It’s not often that these two groups of people get to have an in-depth conversation about their experiences, but that is just what happened on Tuesday. That afternoon, more than a dozen high school students gathered at a noraebang, or singing room, in Apgujeong, southern Seoul operated by Korean management agency SM Entertainment.
Intern reporters from the JoongAng Daily talk with members of the boy band SHINee at a singing room operated by SM Entertainment in Apgujeong, southern Seoul. The interns are participants in the winter session of the newspaper’s internship program.
The students were there to meet with members of SHINee, one of the hottest boy bands in Korea today. The students were ready with their pens and note pads, but they weren’t there for autographs, nor were they there as members of the band’s fan club. They were there as journalists.
As intern reporters participating in a program organized by this newspaper during the winter school break, the students were invited to conduct an hour-long interview with the five members of the band.
The student reporters took turns asking questions that they had prepared in advance. One student wanted to know about band members’ musical influences, another wanted to hear about their favorite artists. In response, band members listed as their role models pop and R&B artists such as Michael Jackson, Stevie Wonder, Usher and Maxwell. When asked who they are listening to these days, the band members’ replies included names such as the Black Eyed Peas, Michael Bolton and Kesha.
SHINee - pronounced like the word “shiny” - made their debut in May 2008 with the hit “You’re So Beautiful, Girl” and their latest song, “Ring Ding Dong,” has been sweeping the pop music charts since late last year.
Given that the band members - Onew, Taemin, Jonghyun, Minho and Key - and the student reporters are close in age, with some in high school and others in college, the two groups had a lot to talk about. The majority of the questions the students asked revolved around school life, long-term goals and dreams.
There were some differences between the groups, however, particularly in clothing and style of dress. The bleached hair, colorful outfits and funky accessories of the entertainers was a stark contrast to the outfits of the interns, who were mostly dressed to fight the cold.
The contrast in the life experiences of the two groups, meanwhile, generated moments of humor. When intern reporter Park Chan-jin asked if there was anything the band members would like to try, Key said his wish was for “an evening of study at school,” which elicited a burst of laughter from the intern reporters. Meanwhile, some of the older band members, who were regular students before they joined the band, tried to assure their band mate that the experience was something he could surely do without and the intern reporters chimed in their agreement. But Key continued, undeterred.

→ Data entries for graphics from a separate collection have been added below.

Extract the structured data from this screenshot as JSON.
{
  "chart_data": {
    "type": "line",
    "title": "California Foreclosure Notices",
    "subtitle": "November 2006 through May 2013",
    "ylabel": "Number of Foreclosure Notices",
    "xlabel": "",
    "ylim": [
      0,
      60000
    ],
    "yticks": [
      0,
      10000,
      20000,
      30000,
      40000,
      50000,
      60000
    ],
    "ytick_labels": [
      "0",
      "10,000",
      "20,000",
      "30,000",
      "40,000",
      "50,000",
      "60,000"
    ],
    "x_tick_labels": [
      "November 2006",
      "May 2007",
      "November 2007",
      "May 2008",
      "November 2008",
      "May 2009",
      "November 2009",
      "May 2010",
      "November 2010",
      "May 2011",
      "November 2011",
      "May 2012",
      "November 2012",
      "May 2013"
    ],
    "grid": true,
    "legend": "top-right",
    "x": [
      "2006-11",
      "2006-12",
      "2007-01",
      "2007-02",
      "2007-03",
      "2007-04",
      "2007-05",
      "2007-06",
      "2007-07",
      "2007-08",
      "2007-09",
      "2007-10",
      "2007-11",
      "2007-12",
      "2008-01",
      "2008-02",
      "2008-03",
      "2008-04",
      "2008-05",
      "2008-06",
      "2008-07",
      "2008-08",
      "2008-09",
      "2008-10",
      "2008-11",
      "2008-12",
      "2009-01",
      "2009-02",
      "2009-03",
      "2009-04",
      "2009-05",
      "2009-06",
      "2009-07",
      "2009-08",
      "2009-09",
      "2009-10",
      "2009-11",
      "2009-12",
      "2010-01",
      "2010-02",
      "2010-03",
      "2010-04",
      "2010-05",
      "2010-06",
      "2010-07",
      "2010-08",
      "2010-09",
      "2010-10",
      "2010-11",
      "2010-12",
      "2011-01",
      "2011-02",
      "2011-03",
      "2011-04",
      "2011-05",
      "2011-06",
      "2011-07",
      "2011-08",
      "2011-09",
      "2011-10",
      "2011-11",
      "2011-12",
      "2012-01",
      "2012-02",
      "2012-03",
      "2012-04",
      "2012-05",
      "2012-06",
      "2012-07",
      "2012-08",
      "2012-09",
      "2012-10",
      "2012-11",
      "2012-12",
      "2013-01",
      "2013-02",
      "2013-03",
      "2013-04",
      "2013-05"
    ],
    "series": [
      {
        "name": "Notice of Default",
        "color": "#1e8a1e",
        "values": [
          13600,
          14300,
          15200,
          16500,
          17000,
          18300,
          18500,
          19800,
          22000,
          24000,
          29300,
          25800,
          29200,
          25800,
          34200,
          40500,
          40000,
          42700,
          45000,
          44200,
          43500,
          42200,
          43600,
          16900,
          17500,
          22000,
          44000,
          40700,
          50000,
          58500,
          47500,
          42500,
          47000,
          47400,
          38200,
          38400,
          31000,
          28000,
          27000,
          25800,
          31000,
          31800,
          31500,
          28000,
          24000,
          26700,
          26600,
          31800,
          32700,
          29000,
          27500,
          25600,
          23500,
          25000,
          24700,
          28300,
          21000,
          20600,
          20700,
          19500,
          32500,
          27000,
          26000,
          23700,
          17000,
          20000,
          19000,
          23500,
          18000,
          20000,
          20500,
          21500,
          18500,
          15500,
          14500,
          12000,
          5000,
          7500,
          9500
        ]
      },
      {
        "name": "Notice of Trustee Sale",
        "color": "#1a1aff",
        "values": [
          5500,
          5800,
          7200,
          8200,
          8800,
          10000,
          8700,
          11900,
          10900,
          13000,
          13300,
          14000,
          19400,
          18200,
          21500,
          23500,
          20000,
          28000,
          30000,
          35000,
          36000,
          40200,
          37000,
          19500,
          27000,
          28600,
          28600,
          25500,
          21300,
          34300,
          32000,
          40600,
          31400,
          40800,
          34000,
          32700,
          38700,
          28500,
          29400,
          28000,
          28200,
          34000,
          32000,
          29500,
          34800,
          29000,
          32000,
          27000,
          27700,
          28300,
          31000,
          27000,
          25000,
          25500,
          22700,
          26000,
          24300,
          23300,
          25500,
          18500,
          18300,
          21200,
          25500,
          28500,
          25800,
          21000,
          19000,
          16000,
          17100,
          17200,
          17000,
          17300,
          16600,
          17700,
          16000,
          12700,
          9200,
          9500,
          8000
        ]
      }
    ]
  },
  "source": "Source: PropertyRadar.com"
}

“I just want to know what it’s like because I’ve never had a chance to do it,” he said.
Band member Taemin said he wanted to attend a physical education class to play soccer with his friends, an activity that has become impossible for him now because of his busy touring and recording schedule.
Band member Minho said, “I miss the trivial things I used to share with my high school friends - the brief breaks between classes, eating from a lunch box and going to a hagwon [private cram school].”

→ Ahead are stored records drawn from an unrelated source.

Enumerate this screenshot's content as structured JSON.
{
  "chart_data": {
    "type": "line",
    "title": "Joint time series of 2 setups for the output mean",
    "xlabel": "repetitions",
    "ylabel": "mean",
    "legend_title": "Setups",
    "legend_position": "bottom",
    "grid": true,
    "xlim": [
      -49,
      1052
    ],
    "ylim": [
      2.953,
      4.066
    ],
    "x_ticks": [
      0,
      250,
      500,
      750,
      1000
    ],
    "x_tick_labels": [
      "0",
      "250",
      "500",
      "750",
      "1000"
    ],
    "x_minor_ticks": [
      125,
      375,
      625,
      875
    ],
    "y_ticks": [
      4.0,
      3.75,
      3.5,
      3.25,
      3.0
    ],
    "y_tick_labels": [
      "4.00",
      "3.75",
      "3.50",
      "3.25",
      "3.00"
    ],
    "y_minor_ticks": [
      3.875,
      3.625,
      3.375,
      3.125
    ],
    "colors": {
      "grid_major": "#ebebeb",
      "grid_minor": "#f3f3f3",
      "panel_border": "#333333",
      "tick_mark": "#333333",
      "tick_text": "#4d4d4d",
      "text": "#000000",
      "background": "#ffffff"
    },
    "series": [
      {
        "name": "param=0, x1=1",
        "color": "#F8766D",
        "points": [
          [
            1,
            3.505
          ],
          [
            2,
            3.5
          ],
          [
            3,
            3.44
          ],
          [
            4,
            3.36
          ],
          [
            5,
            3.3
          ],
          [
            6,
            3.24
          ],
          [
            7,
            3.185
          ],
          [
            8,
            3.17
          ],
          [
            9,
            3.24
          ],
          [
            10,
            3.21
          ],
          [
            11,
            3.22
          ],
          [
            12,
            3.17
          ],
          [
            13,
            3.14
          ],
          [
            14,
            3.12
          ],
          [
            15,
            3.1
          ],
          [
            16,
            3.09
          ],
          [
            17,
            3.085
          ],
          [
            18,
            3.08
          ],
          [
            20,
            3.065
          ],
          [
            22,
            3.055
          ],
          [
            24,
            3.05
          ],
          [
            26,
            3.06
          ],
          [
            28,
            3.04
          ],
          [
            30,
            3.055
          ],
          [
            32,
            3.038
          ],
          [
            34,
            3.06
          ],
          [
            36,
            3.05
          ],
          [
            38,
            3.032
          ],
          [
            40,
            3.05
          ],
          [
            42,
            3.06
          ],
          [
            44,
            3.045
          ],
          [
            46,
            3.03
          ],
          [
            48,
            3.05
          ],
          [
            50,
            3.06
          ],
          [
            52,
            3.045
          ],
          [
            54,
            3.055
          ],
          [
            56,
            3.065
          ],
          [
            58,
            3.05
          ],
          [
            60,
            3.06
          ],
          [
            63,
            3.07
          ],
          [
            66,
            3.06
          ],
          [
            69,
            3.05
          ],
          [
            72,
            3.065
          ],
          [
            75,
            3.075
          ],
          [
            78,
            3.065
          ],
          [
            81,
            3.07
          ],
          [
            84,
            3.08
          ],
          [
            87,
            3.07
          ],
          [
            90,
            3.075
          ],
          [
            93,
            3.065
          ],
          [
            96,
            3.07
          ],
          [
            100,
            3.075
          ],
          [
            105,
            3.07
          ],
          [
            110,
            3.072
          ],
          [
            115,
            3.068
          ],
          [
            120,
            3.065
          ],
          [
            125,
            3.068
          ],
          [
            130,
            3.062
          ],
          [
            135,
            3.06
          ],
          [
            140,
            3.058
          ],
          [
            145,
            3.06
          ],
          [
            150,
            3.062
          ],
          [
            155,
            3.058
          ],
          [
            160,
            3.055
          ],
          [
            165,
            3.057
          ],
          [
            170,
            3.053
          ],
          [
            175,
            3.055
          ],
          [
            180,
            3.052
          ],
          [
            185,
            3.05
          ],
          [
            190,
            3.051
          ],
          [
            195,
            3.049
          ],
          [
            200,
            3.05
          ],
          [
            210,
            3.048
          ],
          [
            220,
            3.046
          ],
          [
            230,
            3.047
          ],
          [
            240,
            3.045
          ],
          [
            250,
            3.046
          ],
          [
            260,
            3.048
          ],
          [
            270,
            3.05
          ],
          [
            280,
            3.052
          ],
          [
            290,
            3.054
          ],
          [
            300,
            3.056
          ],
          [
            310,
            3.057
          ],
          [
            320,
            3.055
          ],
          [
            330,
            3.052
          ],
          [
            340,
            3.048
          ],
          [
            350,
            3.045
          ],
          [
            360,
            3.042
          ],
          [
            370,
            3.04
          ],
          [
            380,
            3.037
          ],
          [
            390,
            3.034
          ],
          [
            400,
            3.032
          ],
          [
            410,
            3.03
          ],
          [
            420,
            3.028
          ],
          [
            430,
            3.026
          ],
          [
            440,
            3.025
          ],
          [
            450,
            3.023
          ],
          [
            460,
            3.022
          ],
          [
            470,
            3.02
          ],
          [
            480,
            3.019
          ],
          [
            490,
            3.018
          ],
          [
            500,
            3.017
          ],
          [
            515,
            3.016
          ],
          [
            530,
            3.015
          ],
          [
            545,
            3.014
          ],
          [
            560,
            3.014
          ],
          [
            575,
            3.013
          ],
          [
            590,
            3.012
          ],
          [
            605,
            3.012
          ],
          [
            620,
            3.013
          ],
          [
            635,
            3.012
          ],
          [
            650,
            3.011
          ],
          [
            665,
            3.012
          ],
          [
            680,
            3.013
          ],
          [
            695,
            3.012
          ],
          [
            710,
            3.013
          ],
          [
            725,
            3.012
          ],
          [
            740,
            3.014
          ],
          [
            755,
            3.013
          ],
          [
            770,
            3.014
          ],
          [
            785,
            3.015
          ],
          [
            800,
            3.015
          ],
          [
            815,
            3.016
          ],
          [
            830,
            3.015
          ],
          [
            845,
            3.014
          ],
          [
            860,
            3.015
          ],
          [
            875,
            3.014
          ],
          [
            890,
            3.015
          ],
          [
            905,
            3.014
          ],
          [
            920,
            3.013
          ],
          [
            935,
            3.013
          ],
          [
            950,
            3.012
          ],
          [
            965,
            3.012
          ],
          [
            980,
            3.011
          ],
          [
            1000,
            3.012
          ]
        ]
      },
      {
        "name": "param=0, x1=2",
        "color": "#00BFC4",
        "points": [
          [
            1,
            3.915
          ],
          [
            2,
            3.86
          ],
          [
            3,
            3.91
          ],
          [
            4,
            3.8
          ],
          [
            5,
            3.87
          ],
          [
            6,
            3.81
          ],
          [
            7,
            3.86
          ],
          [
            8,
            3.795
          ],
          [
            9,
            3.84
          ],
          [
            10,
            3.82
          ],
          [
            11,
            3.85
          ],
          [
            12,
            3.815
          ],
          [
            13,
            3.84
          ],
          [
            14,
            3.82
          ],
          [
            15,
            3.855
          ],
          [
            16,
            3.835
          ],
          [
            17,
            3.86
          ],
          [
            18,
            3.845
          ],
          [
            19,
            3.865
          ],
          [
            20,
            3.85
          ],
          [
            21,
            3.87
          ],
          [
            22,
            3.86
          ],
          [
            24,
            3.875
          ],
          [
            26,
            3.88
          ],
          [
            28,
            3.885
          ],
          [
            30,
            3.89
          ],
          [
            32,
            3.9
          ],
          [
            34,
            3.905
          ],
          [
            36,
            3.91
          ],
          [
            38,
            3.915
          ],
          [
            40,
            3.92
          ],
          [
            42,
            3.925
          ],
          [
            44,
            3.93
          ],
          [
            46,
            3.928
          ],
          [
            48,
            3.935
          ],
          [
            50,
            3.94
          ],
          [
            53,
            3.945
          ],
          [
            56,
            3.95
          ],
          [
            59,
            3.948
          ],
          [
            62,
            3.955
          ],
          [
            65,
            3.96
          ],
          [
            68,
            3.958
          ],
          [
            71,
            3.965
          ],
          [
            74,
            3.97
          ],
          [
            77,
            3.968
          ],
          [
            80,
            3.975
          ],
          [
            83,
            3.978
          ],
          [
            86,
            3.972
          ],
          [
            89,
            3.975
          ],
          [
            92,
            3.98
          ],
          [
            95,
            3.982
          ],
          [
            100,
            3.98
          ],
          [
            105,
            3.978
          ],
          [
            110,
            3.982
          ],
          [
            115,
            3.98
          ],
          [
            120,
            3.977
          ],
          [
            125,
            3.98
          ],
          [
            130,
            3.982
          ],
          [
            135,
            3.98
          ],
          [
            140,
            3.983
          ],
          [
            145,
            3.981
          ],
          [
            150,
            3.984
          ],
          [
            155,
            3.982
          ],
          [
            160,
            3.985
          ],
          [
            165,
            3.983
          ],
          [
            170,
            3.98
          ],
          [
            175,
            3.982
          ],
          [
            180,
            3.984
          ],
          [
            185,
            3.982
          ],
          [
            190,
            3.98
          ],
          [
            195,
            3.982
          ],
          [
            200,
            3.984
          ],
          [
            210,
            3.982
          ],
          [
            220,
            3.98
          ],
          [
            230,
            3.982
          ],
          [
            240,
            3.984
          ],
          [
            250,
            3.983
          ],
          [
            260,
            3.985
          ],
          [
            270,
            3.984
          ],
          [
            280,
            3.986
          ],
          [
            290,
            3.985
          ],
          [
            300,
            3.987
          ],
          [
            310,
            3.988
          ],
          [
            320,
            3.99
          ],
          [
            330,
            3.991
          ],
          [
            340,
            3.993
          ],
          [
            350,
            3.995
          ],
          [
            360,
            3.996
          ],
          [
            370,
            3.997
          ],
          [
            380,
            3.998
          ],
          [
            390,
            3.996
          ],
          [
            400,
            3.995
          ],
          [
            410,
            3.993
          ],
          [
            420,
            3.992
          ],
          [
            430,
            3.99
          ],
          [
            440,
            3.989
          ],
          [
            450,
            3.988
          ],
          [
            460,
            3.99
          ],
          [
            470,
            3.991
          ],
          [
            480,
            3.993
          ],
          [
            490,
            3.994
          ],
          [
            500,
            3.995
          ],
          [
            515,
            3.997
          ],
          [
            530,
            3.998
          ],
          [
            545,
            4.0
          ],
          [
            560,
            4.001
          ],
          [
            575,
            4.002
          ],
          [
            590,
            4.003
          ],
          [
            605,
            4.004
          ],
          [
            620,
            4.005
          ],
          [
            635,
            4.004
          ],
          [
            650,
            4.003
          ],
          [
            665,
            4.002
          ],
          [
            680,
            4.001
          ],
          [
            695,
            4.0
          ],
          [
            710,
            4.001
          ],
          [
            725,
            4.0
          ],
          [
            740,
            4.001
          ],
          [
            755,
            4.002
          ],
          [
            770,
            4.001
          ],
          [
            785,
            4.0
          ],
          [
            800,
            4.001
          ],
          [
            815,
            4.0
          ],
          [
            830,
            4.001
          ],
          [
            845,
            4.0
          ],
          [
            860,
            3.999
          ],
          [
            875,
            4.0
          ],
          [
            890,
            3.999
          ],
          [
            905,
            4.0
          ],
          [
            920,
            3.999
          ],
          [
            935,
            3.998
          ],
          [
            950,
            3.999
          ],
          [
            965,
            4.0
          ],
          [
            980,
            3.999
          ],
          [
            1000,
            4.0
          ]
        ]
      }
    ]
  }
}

Intern reporter Paek Jae-ho’s question about what the band members think they will be doing 10 years from now also elicited some smiles. Onew said he will have obtained a pilot’s license, Jonghyun said he might be a vocal trainer and Taemin said he will have reached the pinnacle of his artistic career. The remaining members said they would still be in the music business.
As the interview came to a close, the SHINee members seemed to have enjoyed being interviewed by people in their age group.
“Although we have gone through numerous interviews with professional journalists, we felt more comfortable with all of you,” Minho said. “We hope it was helpful.”
The intern reporters, too, seemed to feel a special affinity with their subjects.
“I could feel that they thought we would totally understand what they were trying to say and it made the interview atmosphere more relaxing,” said Pae Ye-sul, an intern reporter, afterwards.
The students participating in the newspaper’s high school internship program, which has an open recruiting process, spend two weeks in the newsroom learning the nuts and bolts of life at a daily newspaper. Students listen to lectures by editors, designers and reporters; participate in proofreading exercises; and write their own articles. The internship program is held twice a year, during the summer and winter school breaks.
“This was my first interview with celebrities and I learned a lot,” said intern reporter Lee Kyu-suk. “A journalist always runs out of time so he must prepare and organize everything so that it can be done according to plan. I also learned he has to be aware of every scrap of information so as not to miss anything.”
Intern reporter Kwon Seong-jin said his excitement about seeing the musicians “sent a tingle down his spine,” but that he had to suppress his emotions given the formal nature of the occasion, a lesson that could serve him well later in life.
Park Chan-jin, another intern, said, “If I had met SHINee as a fan, and not as a reporter, I would not have been as proud and gratified as I am now.”